Örneğin İran’daki Siyasal İslam:
Şah’ın otoriter rejimine karşı demokratik bir başkaldırı olarak başlayıp, totaliter bir rejim olarak son bulan İran’daki Siyasal İslam, evrensel bir model olarak kabul edilebilir mi?
Örneğin Gazze:
Bir direniş hareketi olarak dikkati çeken ve halkın oylarını da alan, katı bir şeriatçı rejim uygulaması yapan HAMAS deneyimi, Siyasal İslam için evrensel bir örnek midir?
Örneğin Malezya:
Özerk bölgelerde seçim mekanizması ile iktidara gelen yönetimlerin uyguladıkları şeriat rejimleri, Siyasal İslam için bir evrensel model olabilir mi?
Ya Ortadoğu’daki ve Kuzey Afrika’daki ayaklanmalar?
Mısır’daki otoriter rejime karşı isyan, ordunun yönetiminde nereye gidecektir?
Tunus’un kaderi nasıl belirlenecektir?
Libya’nın geleceğinde neler olacaktır?
Öteki İslam ülkelerindeki olaylar nereye gidiyor?
Ve son olarak bütün İslam âlemi içinde anayasası tek ve biricik olarak demokratik, laik ve sosyal hukuk devleti ilkelerine dayalı olan Türkiye:
Siyasal İslam’ın temsilcisi kabul edilen bir iktidar Türkiye’yi nereye götürmektedir?

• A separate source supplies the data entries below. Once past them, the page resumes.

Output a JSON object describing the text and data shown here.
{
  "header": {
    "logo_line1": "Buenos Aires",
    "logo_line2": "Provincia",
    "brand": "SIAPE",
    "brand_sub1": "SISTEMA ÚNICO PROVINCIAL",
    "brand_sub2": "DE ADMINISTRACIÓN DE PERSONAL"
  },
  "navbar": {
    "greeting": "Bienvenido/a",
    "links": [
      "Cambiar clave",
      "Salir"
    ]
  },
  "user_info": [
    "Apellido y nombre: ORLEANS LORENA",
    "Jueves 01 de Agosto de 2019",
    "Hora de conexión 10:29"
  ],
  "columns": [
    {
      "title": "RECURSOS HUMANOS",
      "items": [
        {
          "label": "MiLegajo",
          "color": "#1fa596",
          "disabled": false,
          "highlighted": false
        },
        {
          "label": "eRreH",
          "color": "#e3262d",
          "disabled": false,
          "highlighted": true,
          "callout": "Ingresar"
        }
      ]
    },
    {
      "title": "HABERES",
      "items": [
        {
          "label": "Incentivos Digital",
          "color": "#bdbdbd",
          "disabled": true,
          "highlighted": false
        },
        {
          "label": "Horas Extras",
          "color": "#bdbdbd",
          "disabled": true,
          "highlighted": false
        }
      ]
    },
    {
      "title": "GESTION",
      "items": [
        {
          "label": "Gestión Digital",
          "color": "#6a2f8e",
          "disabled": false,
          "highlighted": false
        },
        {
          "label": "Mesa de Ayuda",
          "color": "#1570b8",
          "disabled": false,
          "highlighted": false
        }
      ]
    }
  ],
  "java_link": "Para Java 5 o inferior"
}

Daha “ileri bir demokrasiye” mi...
Yoksa “ileri demokrasi” adı altında totaliter bir İslami rejime mi?
Her nereye doğru giderse gitsin, Türkiye, bugün ve yarın Siyasal İslam için evrensel bir model oluşturabilir mi?

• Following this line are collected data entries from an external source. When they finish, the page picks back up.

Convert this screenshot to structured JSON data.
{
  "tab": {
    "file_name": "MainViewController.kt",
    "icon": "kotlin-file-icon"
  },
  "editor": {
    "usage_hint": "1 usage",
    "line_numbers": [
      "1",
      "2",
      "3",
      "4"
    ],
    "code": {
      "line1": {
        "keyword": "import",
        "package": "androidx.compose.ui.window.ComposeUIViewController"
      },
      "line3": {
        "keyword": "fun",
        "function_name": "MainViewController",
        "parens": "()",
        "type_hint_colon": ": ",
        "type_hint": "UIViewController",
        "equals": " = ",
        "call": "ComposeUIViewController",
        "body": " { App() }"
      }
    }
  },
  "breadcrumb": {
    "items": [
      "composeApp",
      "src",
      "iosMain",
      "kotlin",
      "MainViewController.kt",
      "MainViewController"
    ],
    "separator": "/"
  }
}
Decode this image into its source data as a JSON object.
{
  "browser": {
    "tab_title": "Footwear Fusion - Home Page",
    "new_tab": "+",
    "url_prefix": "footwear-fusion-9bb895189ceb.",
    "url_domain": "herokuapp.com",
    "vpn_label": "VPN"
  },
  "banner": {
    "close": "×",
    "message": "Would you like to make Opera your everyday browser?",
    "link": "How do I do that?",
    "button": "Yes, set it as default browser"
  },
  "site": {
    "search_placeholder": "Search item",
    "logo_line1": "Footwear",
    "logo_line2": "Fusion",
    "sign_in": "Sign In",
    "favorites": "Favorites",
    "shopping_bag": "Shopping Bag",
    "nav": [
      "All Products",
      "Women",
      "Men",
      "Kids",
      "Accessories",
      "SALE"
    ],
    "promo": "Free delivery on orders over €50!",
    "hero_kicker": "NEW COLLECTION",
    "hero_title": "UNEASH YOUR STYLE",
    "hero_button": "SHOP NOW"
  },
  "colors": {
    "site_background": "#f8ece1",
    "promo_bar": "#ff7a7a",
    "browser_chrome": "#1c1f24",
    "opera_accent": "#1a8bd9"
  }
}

Bu konuda sadece iktidardaki AKP değil, muhalefetteki Saadet Partisi, HAS Parti, Türkiye Partisi, tarikatlar, cemaatler ne düşünüyor?
***
Pek doğal olarak dünyadaki Siyasal İslam’ın çeşitli görünümlerini ve uygulamalarını temsil edenlere soru soracak halimiz yok, o nedenle üç basit soruyu en azından kendimize sormak istiyorum:
1) Bir insan hem Müslüman hem de demokrat ve laik olabilir mi?
2) Siyasal İslam için, demokrasi ve laiklik sadece bir sandık mekanizması mıdır, yoksa devamlı bir yaşam biçimi olarak da kabul edilebilir mi?
3) Kendini Müslüman olarak tanımlayan bir kadın başını açmakta, tesettüre girmemekte özgür müdür?
Sorular bu kadar az ve basit.
Bu sorulara Siyasal İslam’ın temsilcileri tarafından verilecek dürüst yanıtları soğukkanlı bir biçimde tartışabilirsek, Siyasal İslam’ın ve demokrasinin Türkiye’deki ve dünyadaki ilişkisini ve geleceğini de daha salim bir biçimde değerlendirebiliriz diye düşünüyorum.